‘Gewoon geld geven’ blijkt nog niet zo eenvoudig

Collectief Kapitaal is een beweging van mensen die vinden dat bestaanszekerheid voor iedereen gegarandeerd moet zijn. Het principe is eenvoudig: de meeste deelnemers leggen maandelijks een bedrag in, terwijl anderen juist een bedrag ontvangen. Wat zijn de gedachten erachter? En wat zijn de effecten voor de deelnemers aan beide kanten?

Collectief Kapitaal begon in Amsterdam met in de eerste ronde vijf deelnemers aan de ontvangende kant. Zij kregen in de periode van september 2021 tot en met april 2022 maandelijks duizend euro overgemaakt. Inmiddels zijn er meer dan 800 donateurs en verspreidt de beweging zich naar Rotterdam en andere steden. Per ronde gaat het altijd om vijf ontvangende deelnemers, het aantal donateurs varieert.

Bestaanszekerheid in het midden

‘Collectief Kapitaal is ontstaan vanuit de vraag naar solidariteit. Wat is dat tegenwoordig nog?’, vertelt initiatiefnemer Denise Harleman. ‘En die vraag kun je alleen beantwoorden als je bestaanszekerheid in het midden van de samenleving zet.’ Daarmee bedoelt ze dat bestaanszekerheid niet een kwestie is van of-of: het is niet een individueel probleem van iemand die een tekort ervaart, maar het is ook niet een verantwoordelijkheid van de overheid alleen. ‘Het is een collectieve verantwoordelijkheid van de samenleving. Wij beogen een beweging vanuit de periferie naar het midden. Waardoor iedereen zich de vraag moet stellen: wat is mijn verantwoordelijkheid hierin?’

Fundamenteel anders

Vanuit deze gedachtegang is een aanpak ontstaan die op drie punten fundamenteel afwijkt van de meeste gangbare aanpakken om bestaanszekerheid te vergroten.
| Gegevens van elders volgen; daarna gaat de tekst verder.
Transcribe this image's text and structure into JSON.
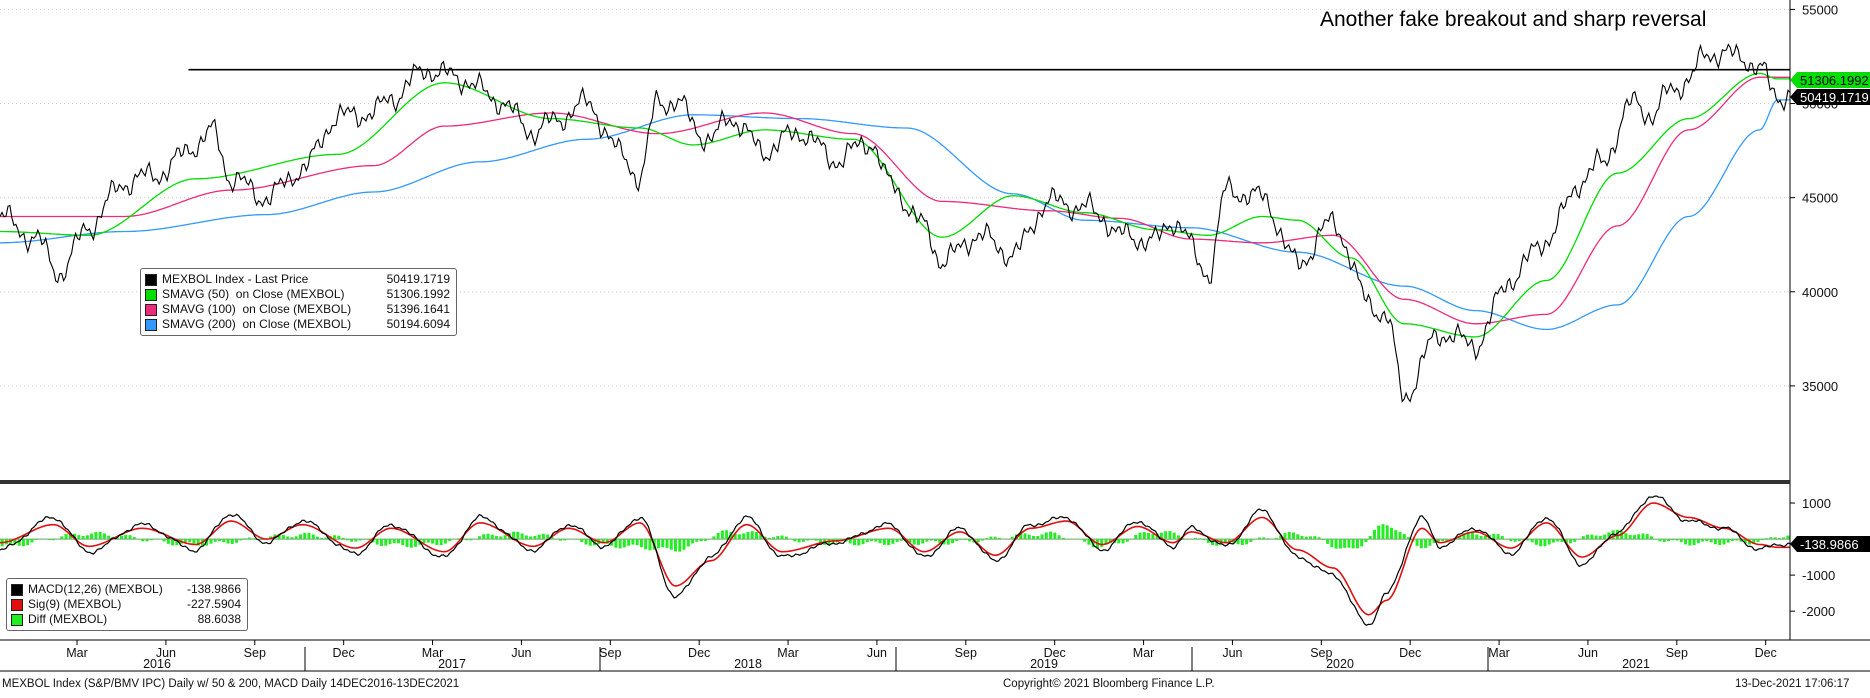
{
  "annotation": "Another fake breakout and sharp reversal",
  "footer": {
    "left": "MEXBOL Index (S&P/BMV IPC) Daily w/ 50 & 200, MACD  Daily 14DEC2016-13DEC2021",
    "center": "Copyright© 2021 Bloomberg Finance L.P.",
    "right": "13-Dec-2021 17:06:17"
  },
  "colors": {
    "price": "#000000",
    "sma50": "#00dd00",
    "sma100": "#ee2a7b",
    "sma200": "#3399ff",
    "macd": "#000000",
    "signal": "#e01010",
    "diff": "#22ee22"
  },
  "price_legend": [
    {
      "name": "MEXBOL Index - Last Price",
      "value": "50419.1719",
      "color": "#000000"
    },
    {
      "name": "SMAVG (50)  on Close (MEXBOL)",
      "value": "51306.1992",
      "color": "#00dd00"
    },
    {
      "name": "SMAVG (100)  on Close (MEXBOL)",
      "value": "51396.1641",
      "color": "#ee2a7b"
    },
    {
      "name": "SMAVG (200)  on Close (MEXBOL)",
      "value": "50194.6094",
      "color": "#3399ff"
    }
  ],
  "macd_legend": [
    {
      "name": "MACD(12,26) (MEXBOL)",
      "value": "-138.9866",
      "color": "#000000"
    },
    {
      "name": "Sig(9) (MEXBOL)",
      "value": "-227.5904",
      "color": "#e01010"
    },
    {
      "name": "Diff (MEXBOL)",
      "value": "88.6038",
      "color": "#22ee22"
    }
  ],
  "axis_tags": {
    "sma50": "51306.1992",
    "last": "50419.1719",
    "macd": "-138.9866"
  },
  "chart_data": [
    {
      "type": "line",
      "title": "",
      "x_ticks_months": [
        "Mar",
        "Jun",
        "Sep",
        "Dec",
        "Mar",
        "Jun",
        "Sep",
        "Dec",
        "Mar",
        "Jun",
        "Sep",
        "Dec",
        "Mar",
        "Jun",
        "Sep",
        "Dec",
        "Mar",
        "Jun",
        "Sep",
        "Dec",
        "Mar",
        "Jun",
        "Sep",
        "Dec"
      ],
      "x_ticks_years": [
        "2016",
        "2017",
        "2018",
        "2019",
        "2020",
        "2021"
      ],
      "y_ticks": [
        35000,
        40000,
        45000,
        50000,
        55000
      ],
      "ylim": [
        30000,
        55500
      ],
      "resistance_level": 51800,
      "series": [
        {
          "name": "MEXBOL Index - Last Price",
          "x": [
            2016.95,
            2017.05,
            2017.12,
            2017.2,
            2017.3,
            2017.4,
            2017.5,
            2017.55,
            2017.6,
            2017.7,
            2017.8,
            2017.9,
            2018.0,
            2018.05,
            2018.15,
            2018.25,
            2018.35,
            2018.45,
            2018.5,
            2018.6,
            2018.7,
            2018.75,
            2018.8,
            2018.85,
            2018.95,
            2019.0,
            2019.1,
            2019.2,
            2019.3,
            2019.4,
            2019.45,
            2019.55,
            2019.6,
            2019.7,
            2019.8,
            2019.9,
            2020.0,
            2020.05,
            2020.1,
            2020.2,
            2020.25,
            2020.35,
            2020.4,
            2020.5,
            2020.6,
            2020.7,
            2020.8,
            2020.85,
            2020.9,
            2021.0,
            2021.1,
            2021.2,
            2021.3,
            2021.4,
            2021.45,
            2021.55,
            2021.6,
            2021.65,
            2021.7,
            2021.75,
            2021.85,
            2021.9,
            2021.95
          ],
          "values": [
            44000,
            42800,
            41000,
            43500,
            45800,
            46300,
            47800,
            48500,
            46000,
            45000,
            46500,
            49300,
            49500,
            50300,
            51800,
            51300,
            50200,
            48500,
            49000,
            50000,
            47300,
            46000,
            50200,
            50000,
            48000,
            49300,
            47500,
            48500,
            47000,
            48000,
            45800,
            43500,
            41600,
            43000,
            42000,
            44800,
            44500,
            44000,
            43000,
            42700,
            43800,
            41000,
            45400,
            45000,
            41500,
            43700,
            39500,
            38600,
            34500,
            37800,
            37200,
            40700,
            42800,
            45900,
            46800,
            50100,
            49300,
            50800,
            51200,
            52700,
            52500,
            51800,
            50419
          ]
        },
        {
          "name": "SMAVG (50)",
          "x": [
            2016.95,
            2017.2,
            2017.5,
            2017.9,
            2018.2,
            2018.5,
            2018.75,
            2018.9,
            2019.1,
            2019.35,
            2019.6,
            2019.8,
            2020.0,
            2020.2,
            2020.35,
            2020.5,
            2020.6,
            2020.75,
            2020.9,
            2021.1,
            2021.3,
            2021.5,
            2021.7,
            2021.9,
            2021.95
          ],
          "values": [
            43200,
            43000,
            46000,
            47300,
            51100,
            49200,
            48700,
            47800,
            48600,
            48100,
            42900,
            45100,
            44200,
            43300,
            43000,
            44000,
            43800,
            41800,
            38300,
            37600,
            40600,
            46300,
            49200,
            51600,
            51306
          ]
        },
        {
          "name": "SMAVG (100)",
          "x": [
            2016.95,
            2017.3,
            2017.6,
            2018.0,
            2018.2,
            2018.5,
            2018.8,
            2019.1,
            2019.35,
            2019.6,
            2019.9,
            2020.1,
            2020.3,
            2020.5,
            2020.7,
            2020.9,
            2021.1,
            2021.3,
            2021.5,
            2021.7,
            2021.9,
            2021.95
          ],
          "values": [
            44000,
            44000,
            45400,
            46700,
            48800,
            49500,
            48400,
            49500,
            48400,
            44800,
            44300,
            43900,
            42800,
            42600,
            43000,
            39600,
            38300,
            38800,
            43500,
            48600,
            51400,
            51396
          ]
        },
        {
          "name": "SMAVG (200)",
          "x": [
            2016.95,
            2017.3,
            2017.7,
            2018.0,
            2018.3,
            2018.6,
            2018.9,
            2019.2,
            2019.5,
            2019.8,
            2020.0,
            2020.3,
            2020.6,
            2020.9,
            2021.1,
            2021.3,
            2021.5,
            2021.7,
            2021.9,
            2021.95
          ],
          "values": [
            42600,
            43200,
            44100,
            45300,
            46900,
            48100,
            49400,
            49200,
            48700,
            45200,
            43800,
            43400,
            42100,
            40300,
            39000,
            38000,
            39300,
            44000,
            48600,
            50194
          ]
        }
      ]
    },
    {
      "type": "line",
      "title": "",
      "y_ticks": [
        1000,
        -1000,
        -2000
      ],
      "ylim": [
        -2800,
        1500
      ],
      "series": [
        {
          "name": "MACD(12,26) (MEXBOL)",
          "x": [
            2016.95,
            2017.1,
            2017.2,
            2017.35,
            2017.5,
            2017.6,
            2017.7,
            2017.8,
            2017.95,
            2018.05,
            2018.2,
            2018.3,
            2018.45,
            2018.55,
            2018.65,
            2018.75,
            2018.85,
            2018.95,
            2019.05,
            2019.15,
            2019.3,
            2019.45,
            2019.55,
            2019.65,
            2019.75,
            2019.85,
            2019.95,
            2020.05,
            2020.15,
            2020.25,
            2020.3,
            2020.4,
            2020.5,
            2020.6,
            2020.7,
            2020.8,
            2020.85,
            2020.95,
            2021.0,
            2021.1,
            2021.2,
            2021.3,
            2021.4,
            2021.5,
            2021.6,
            2021.7,
            2021.8,
            2021.9,
            2021.95
          ],
          "values": [
            -300,
            600,
            -350,
            400,
            -300,
            700,
            -100,
            500,
            -400,
            400,
            -500,
            600,
            -300,
            400,
            -200,
            600,
            -1600,
            -500,
            600,
            -500,
            -100,
            400,
            -500,
            300,
            -600,
            400,
            600,
            -300,
            500,
            -200,
            300,
            -200,
            800,
            -500,
            -1000,
            -2400,
            -1500,
            600,
            -200,
            300,
            -400,
            600,
            -700,
            200,
            1200,
            500,
            300,
            -300,
            -139
          ]
        },
        {
          "name": "Sig(9) (MEXBOL)",
          "x": [
            2016.95,
            2017.1,
            2017.2,
            2017.35,
            2017.5,
            2017.6,
            2017.7,
            2017.8,
            2017.95,
            2018.05,
            2018.2,
            2018.3,
            2018.45,
            2018.55,
            2018.65,
            2018.75,
            2018.85,
            2018.95,
            2019.05,
            2019.15,
            2019.3,
            2019.45,
            2019.55,
            2019.65,
            2019.75,
            2019.85,
            2019.95,
            2020.05,
            2020.15,
            2020.25,
            2020.3,
            2020.4,
            2020.5,
            2020.6,
            2020.7,
            2020.8,
            2020.85,
            2020.95,
            2021.0,
            2021.1,
            2021.2,
            2021.3,
            2021.4,
            2021.5,
            2021.6,
            2021.7,
            2021.8,
            2021.9,
            2021.95
          ],
          "values": [
            -100,
            400,
            -200,
            300,
            -150,
            500,
            0,
            400,
            -250,
            300,
            -350,
            450,
            -200,
            300,
            -100,
            450,
            -1300,
            -600,
            400,
            -350,
            -50,
            300,
            -350,
            200,
            -450,
            300,
            500,
            -150,
            350,
            -100,
            200,
            -100,
            600,
            -300,
            -800,
            -2100,
            -1700,
            300,
            -100,
            200,
            -250,
            450,
            -500,
            100,
            1000,
            600,
            300,
            -150,
            -228
          ]
        },
        {
          "name": "Diff (MEXBOL)",
          "x": [
            2016.95,
            2017.2,
            2017.5,
            2017.8,
            2018.1,
            2018.4,
            2018.7,
            2018.85,
            2019.0,
            2019.3,
            2019.6,
            2019.9,
            2020.05,
            2020.2,
            2020.4,
            2020.6,
            2020.75,
            2020.85,
            2020.95,
            2021.1,
            2021.3,
            2021.5,
            2021.7,
            2021.9,
            2021.95
          ],
          "values": [
            -200,
            150,
            -150,
            120,
            -180,
            150,
            -200,
            -300,
            200,
            -120,
            -100,
            150,
            -200,
            200,
            -150,
            150,
            -300,
            400,
            -200,
            150,
            -150,
            200,
            -120,
            -90,
            89
          ]
        }
      ]
    }
  ]
}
Het eerste verschil is dat bij Collectief Kapitaal de onderlinge relaties belangrijk zijn. ‘Die tussen de leden onderling, maar ook de manier waarop de leden zich verhouden tot zichzelf, en hoe zij zich verhouden tot de overheid.’

Normenstructuur

Het tweede verschil komt voort uit de constatering dat bestaanszekerheid en armoedebestrijding altijd ingebed zijn in een bepaalde normenstructuur. ‘Iemand heeft recht op een uitkering, maar dat gaat altijd gepaard met voorwaarden’, verduidelijkt Harleman. ‘Niet om hulp vragen terwijl dat wel nodig is, dat komt ook voort uit de heersende normen. Begrippen als waardigheid, bejegening en zelfbeschikking, daar gaat de normenstructuur over. Daar moeten we dus ook naar kijken. Met het aanpassen van complexe wet- en regelgeving, hoe nodig ook, zijn we er dus niet.’

Postcodegebied en loten

De eerste twee verschillen leiden automatisch tot het derde grote verschil met reguliere aanpakken, namelijk dat de uitvoering echt anders is. ‘In de deelnemende steden selecteren we een postcodegebied en daarbinnen mag iedereen zich aanmelden als ontvangend lid. Iemand kan dus voor zichzelf bepalen dat hij “recht” heeft op de bijdrage. Onder de inschrijvers vindt er vervolgens een loting plaats.’

Zonder contact

En dan begint het pas echt. ‘We hebben veel geleerd van de eerste ronde in Amsterdam’, blikt Harleman terug. ‘Vanuit de wens om te werken vanuit gelijkwaardigheid en vertrouwen, was de insteek dat er geen contact zou zijn tussen de donerende en ontvangende deelnemers. Maar door het uit de weg gaan van contacten, bleef iedereen op de eigen plek en veranderde er niets in de rollen, concludeerden we na verloop van tijd.’ Die conclusie volgde onder meer uit het feit dat verschillende deelnemers aan het eind van de eerste ronde aangaven dat zij wel wat meer contact hadden willen hebben. ‘Iemand zei na afloop dat het goed geweest zou zijn als er aan het begin samen was gekeken naar waar deze persoon aan het einde van de periode wilde staan.’

Geen voorwaarden

De aanpak evolueerde. Nog steeds worden er geen voorwaarden gesteld bij het ontvangen geld. Maar over en weer maken de deelnemers wel afspraken. En dat is een continue ontdekkingstocht, vertelt Harleman: ‘We willen weg blijven van het bevoogdende, van het paternalistische. We willen geen termen als “begeleiding” en “budgetcoach” bezigen. Maar vanuit de ontvanger kan er wel een vraag komen. Bijvoorbeeld dat iemand het moeilijk vind om te sparen. Dán gaan we iets inrichten.’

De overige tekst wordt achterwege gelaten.